Uncle Laddie has been the shining light of the Jervis Bay Maritime Museum, originally called the Lady Denman Museum, since before the ground was broken. In 1981, he led a team of workers from the Nowra Aboriginal Legal Service, in the construction of the rock wall that now protects the tidal enclosure and fish pond at the heart of the site, just across the water from the birthplace of his mother and brothers. Shortly after, he relocated the family’s arts and crafts business from La Parouse to one of the original, restored school buildings, where he has been based ever since.

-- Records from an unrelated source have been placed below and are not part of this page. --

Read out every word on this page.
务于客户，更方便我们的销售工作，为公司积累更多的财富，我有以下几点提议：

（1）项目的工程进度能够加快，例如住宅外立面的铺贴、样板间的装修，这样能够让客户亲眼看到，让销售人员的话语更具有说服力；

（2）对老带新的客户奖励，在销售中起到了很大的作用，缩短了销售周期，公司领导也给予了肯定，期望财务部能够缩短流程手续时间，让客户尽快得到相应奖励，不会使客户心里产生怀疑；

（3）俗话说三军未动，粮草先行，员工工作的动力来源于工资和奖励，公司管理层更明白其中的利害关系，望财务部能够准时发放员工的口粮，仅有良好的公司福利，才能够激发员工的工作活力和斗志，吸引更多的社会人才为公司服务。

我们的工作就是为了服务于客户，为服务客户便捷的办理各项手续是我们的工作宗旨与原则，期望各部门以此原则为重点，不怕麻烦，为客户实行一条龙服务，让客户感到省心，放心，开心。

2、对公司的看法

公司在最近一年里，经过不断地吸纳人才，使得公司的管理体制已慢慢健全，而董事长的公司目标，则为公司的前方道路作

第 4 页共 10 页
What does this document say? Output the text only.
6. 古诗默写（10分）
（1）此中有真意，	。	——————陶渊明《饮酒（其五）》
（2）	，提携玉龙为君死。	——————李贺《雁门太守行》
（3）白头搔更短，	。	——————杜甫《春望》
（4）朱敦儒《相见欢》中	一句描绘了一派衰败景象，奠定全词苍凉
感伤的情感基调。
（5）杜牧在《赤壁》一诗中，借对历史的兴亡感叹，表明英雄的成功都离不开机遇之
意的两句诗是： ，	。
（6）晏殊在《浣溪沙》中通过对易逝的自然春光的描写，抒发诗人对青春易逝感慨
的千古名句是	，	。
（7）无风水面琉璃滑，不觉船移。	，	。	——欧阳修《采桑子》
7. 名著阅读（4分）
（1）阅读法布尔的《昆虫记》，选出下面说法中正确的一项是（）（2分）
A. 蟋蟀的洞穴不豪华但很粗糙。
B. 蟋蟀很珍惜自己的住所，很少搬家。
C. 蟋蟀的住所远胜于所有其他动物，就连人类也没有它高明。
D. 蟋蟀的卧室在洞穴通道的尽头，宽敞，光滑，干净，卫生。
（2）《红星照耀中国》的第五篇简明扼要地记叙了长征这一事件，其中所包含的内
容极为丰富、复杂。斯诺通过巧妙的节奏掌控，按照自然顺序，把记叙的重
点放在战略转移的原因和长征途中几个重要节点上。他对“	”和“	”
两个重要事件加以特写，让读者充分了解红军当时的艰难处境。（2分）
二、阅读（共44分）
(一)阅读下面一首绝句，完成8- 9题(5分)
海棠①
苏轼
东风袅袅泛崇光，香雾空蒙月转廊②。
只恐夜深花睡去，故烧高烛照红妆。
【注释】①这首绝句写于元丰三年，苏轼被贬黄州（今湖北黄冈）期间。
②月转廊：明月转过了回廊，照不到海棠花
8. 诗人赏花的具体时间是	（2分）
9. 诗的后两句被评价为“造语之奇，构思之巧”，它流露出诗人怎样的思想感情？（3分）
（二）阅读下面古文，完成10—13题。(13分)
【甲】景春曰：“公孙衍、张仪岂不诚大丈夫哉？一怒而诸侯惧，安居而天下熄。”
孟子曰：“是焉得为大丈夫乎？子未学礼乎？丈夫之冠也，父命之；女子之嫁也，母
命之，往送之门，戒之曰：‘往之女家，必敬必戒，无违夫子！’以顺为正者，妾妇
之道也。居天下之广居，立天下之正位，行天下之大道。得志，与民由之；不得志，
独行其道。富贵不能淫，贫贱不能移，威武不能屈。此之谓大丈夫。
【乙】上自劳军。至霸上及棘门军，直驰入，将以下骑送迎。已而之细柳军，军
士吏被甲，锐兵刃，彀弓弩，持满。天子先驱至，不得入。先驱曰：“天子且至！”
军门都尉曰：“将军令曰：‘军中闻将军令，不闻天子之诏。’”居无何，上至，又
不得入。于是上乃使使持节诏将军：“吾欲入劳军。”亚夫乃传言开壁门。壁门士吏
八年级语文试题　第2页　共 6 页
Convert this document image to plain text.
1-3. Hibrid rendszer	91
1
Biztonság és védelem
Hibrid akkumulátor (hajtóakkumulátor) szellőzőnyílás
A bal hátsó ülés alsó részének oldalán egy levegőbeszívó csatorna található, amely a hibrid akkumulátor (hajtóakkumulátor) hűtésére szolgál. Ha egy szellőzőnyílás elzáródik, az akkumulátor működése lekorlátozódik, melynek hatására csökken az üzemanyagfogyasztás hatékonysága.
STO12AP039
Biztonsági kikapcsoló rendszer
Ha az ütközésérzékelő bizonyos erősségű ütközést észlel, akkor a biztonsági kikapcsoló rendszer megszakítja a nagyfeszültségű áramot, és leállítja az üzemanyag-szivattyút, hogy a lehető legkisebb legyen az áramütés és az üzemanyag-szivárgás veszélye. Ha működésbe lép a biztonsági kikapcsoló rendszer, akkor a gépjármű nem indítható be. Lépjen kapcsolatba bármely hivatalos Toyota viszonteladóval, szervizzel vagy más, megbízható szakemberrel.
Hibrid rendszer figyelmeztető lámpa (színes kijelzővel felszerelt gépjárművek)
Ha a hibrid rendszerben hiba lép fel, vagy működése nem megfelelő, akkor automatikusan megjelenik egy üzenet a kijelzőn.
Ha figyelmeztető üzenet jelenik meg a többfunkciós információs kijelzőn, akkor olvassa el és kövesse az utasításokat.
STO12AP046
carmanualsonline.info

Raised by his grandparents in a tin hut at La Perouse in the 1940s, Laddie’s childhood was spent learning to fish for muttonfish and lobsters and honing timber into the rough shape of a boomerang with a rasp and glass bottle, under the guidance of his grandfather. He was called back to his mother’s country on the South Coast at the age of 16 and married the love of his life Ann in 1959. A shadow crosses momentarily when he speaks of her passing 11 years ago.

The dynastic Timbery family have been creating art for “just on 257 500 years and five months” says Laddie with a cheeky wink.  The girls, he explains, learn shell work. The boys learn carving and song. Shell work by Esme Timbery; Laddie’s Aunt, is acclaimed both nationally and overseas. Timbery art has been collected literally since Captain Cook stepped foot on his country at Botany Bay. Five boomerangs acquired by the crew of the Endeavour are held by the National Museum. Laddie says it was Cook’s contemporaries who added the ‘y’ at the end of the ‘Timbere’ name. Laddie’s great, great grandmother Queen Ann Timbery exhibited her shell work in London in 1910. Laddie has travelled the world himself as a historian, elder and ambassador of Aboriginal art.


In 2019 Uncle Laddie passed away at the age of 78. It is our honour and privilege to continue sharing his stories.